December 30, 1963
NATIONAL LABOR RELATIONS BOARD, PETITIONER
LOCAL 3, INTERNATIONAL BROTHERHOOD OF ELECTRICAL WORKERS, AFL-CIO, RESPONDENT.
Before SWAN, CLARK and MARSHALL, Circuit Judges.
Per Curiam: This case is before us on the petition of the National Labor Relations Board for enforcement of its order of January 22, 1963, which found that Local 3, International Brotherhood of Electrical Workers, AFL-CIO, had violated section 8(b)(4)(i) and (ii)(B) of the National Labor Relations Act, 29 U.S.C. 151 et seq ., as amended. The order directs respondent to cease and desist from the unfair labor practices found, and to post appropriate notices. The answer of Local 3 denies that the order is based on substantial evidence and prays that the proceeding be dismissed.
In 1961 New York Telephone Company (hereafter the Company) was engaged in constructing a central office building at Idlewild Airport. The Company engaged Auserehl as its general contractor, and the latter subcontracted the electrical work to Johnson, who employed members of Local 3. Thereafter the Company awarded a contract for laying underground conduit to Delee, who employed members of a different union. Respondent protested that the conduit work belonged to it. The Company also had work in Manhattan, unrelated to the Idlewild project, on which the electrical work was being done by Lite-Rite, which also employed members of Local 3.
Section 8(b)(4)(i) and (ii) (B) provides that a union may not "induce or encourage" any employee, or "threaten, coerce or restrain any person" with the unlawful object of effecting a secondary boycott. NLRB v. International Hod Carriers, Local 1140, 8 Cir., 285 F.2d 397, 400, cert. den ., 366 U.S. 903; NLRB v. Local 294, Teamsters, 2 Cir., 298 F.2d 105, 107-8; NLRB v. Plumbers Union of Nassau County, 2 Cir., 299 F.2d 497; NLRB v. Highway Truckdrivers and Helpers, Local 107, 3 Cir., 300 F.2d 317. In the case at bar the Board found that Local 3 induced or encouraged employees of Johnson and Lite-Rite to cease work, and threatened, restrained or coerced the Company, Johnson, and Lite-Rite, with an object of forcing or requiring the Company, Auserehl, Johnson and Lite-Rite to cease doing business with each other or with Delee.We see no ground for this court to upset the Board's findings.

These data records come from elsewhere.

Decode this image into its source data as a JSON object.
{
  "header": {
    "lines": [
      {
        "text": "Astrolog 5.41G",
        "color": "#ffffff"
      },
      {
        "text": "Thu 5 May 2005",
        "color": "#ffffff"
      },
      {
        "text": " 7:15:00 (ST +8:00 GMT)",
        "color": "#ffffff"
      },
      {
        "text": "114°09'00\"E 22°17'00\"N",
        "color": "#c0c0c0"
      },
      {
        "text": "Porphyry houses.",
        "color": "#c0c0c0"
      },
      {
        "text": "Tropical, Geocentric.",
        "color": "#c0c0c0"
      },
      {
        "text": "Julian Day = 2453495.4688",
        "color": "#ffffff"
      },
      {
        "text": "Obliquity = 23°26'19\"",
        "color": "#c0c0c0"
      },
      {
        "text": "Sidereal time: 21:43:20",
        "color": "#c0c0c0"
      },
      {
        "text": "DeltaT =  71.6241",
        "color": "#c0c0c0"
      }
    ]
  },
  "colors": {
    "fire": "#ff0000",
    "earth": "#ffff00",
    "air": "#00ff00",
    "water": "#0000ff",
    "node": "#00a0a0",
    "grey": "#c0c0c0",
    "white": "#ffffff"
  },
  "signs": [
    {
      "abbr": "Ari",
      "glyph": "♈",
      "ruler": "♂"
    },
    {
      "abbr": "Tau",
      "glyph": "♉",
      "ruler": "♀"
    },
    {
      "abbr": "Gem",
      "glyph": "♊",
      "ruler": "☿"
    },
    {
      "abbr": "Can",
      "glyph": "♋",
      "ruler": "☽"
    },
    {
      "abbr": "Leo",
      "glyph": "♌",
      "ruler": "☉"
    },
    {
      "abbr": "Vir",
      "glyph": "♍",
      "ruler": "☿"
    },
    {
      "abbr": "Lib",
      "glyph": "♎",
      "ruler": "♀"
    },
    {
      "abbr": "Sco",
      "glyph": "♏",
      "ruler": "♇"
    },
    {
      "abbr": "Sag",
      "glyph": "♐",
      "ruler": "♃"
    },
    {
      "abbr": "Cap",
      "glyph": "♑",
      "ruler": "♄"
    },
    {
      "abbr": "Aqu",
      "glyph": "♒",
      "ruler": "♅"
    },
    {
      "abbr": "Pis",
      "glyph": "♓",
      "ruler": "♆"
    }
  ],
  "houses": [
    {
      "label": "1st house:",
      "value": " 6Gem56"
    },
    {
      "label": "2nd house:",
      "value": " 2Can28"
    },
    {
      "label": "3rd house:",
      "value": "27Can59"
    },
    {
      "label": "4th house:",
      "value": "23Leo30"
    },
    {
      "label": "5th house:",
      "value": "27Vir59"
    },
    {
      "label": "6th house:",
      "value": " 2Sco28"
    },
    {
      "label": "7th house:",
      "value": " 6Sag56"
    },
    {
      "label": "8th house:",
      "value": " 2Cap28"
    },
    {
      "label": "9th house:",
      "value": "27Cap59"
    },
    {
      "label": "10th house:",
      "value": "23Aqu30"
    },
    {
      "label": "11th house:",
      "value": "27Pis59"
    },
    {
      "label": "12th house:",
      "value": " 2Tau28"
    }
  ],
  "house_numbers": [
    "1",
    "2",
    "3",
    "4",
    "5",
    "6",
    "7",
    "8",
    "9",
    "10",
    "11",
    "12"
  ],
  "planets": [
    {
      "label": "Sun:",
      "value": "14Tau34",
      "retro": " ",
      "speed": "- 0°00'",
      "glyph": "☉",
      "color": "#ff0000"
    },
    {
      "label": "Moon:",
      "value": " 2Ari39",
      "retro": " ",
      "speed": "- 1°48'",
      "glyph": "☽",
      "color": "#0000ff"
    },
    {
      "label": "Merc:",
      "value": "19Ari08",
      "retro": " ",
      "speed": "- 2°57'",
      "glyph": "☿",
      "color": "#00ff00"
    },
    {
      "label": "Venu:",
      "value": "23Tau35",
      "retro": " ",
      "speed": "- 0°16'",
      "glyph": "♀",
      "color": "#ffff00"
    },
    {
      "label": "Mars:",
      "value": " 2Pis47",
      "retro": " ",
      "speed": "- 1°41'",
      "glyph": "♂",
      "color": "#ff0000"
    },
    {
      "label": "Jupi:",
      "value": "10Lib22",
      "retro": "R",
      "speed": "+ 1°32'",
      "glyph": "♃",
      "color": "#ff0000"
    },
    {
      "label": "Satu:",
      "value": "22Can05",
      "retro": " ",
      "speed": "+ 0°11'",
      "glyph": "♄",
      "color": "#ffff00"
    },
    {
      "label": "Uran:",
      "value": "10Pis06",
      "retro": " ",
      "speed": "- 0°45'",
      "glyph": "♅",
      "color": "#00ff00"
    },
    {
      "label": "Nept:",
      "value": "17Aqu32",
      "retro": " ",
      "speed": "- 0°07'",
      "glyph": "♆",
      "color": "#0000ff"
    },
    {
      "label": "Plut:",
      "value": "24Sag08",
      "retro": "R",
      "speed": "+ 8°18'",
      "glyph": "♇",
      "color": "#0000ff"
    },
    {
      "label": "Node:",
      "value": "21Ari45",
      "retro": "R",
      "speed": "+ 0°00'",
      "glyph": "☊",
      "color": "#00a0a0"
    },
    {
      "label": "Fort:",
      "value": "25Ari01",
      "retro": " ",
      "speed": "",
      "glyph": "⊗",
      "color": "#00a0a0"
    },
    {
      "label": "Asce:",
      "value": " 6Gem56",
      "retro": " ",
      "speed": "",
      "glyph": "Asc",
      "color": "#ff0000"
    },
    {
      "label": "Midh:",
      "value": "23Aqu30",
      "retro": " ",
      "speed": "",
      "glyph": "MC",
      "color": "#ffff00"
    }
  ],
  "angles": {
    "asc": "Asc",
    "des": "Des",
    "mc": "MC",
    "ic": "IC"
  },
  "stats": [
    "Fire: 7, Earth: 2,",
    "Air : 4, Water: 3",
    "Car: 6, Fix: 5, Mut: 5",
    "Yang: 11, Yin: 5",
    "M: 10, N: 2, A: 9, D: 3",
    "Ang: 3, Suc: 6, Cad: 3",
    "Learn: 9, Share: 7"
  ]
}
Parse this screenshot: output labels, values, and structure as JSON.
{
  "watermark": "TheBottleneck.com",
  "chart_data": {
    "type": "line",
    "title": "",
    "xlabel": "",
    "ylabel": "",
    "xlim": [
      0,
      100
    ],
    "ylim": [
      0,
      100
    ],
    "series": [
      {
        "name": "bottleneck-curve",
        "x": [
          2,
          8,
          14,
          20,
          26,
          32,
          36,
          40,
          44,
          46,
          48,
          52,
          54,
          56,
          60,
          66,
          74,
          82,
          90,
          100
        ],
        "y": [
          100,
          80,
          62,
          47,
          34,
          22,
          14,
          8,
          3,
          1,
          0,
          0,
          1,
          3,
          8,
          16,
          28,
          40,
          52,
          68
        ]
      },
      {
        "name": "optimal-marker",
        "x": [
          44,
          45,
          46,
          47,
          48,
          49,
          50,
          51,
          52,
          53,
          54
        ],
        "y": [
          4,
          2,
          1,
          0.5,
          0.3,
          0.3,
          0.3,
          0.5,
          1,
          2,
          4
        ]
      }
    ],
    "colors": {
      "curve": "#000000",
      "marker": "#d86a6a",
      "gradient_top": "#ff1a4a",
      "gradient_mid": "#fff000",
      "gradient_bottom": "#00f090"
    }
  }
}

The respondent contends that three questions are presented. The first is whether the by-law of Local 3, which prohibits union members from giving away work" constitutes an illegal "inducement" violative of section 8(b)(4)(i) of the National Labor Relations Act, as amended. The Board concluded that Local 3 was responsible for inducing Johnson's employees to cease work at Idlewild, and said that its conclusion was "buttressed" by the by-law. This was correct. See Joliet Contractors Association v. NLRB, 7 Cir., 202 F.2d 606, 611-12, cert. den ., 346 U.S. 824; NLRB v. Local 135, International Brotherhoood of Teamsters, 7 Cir., 267 F.2d 870, 873, cert. den ., 361 U.S. 914; NLRB v. International Brotherhood of Teamsters, Local 182, 2 Cir., 228 F.2d 83, 84.
The second question posed by respondent is whether a work stoppage constitutes a "threat" violative of section 8(b)(4)(ii) of the Act. The Board concluded, disagreeing with the Trial Examiner, that respondent's threat to the Company had an object of forcing the Company to cease doing business with Delee, and constituted a violation of section 8(b)(4)(ii)(B). We agree.
Finally, the respondent complains that no legal basis exists for the broad scope of the Board's order because the Trial Examiner received a rebuttal report of work stoppages at the Company's jobs which were not mentioned in the Board's complaint. We see no merit in this highly technical contention.
The petition for enforcement is granted.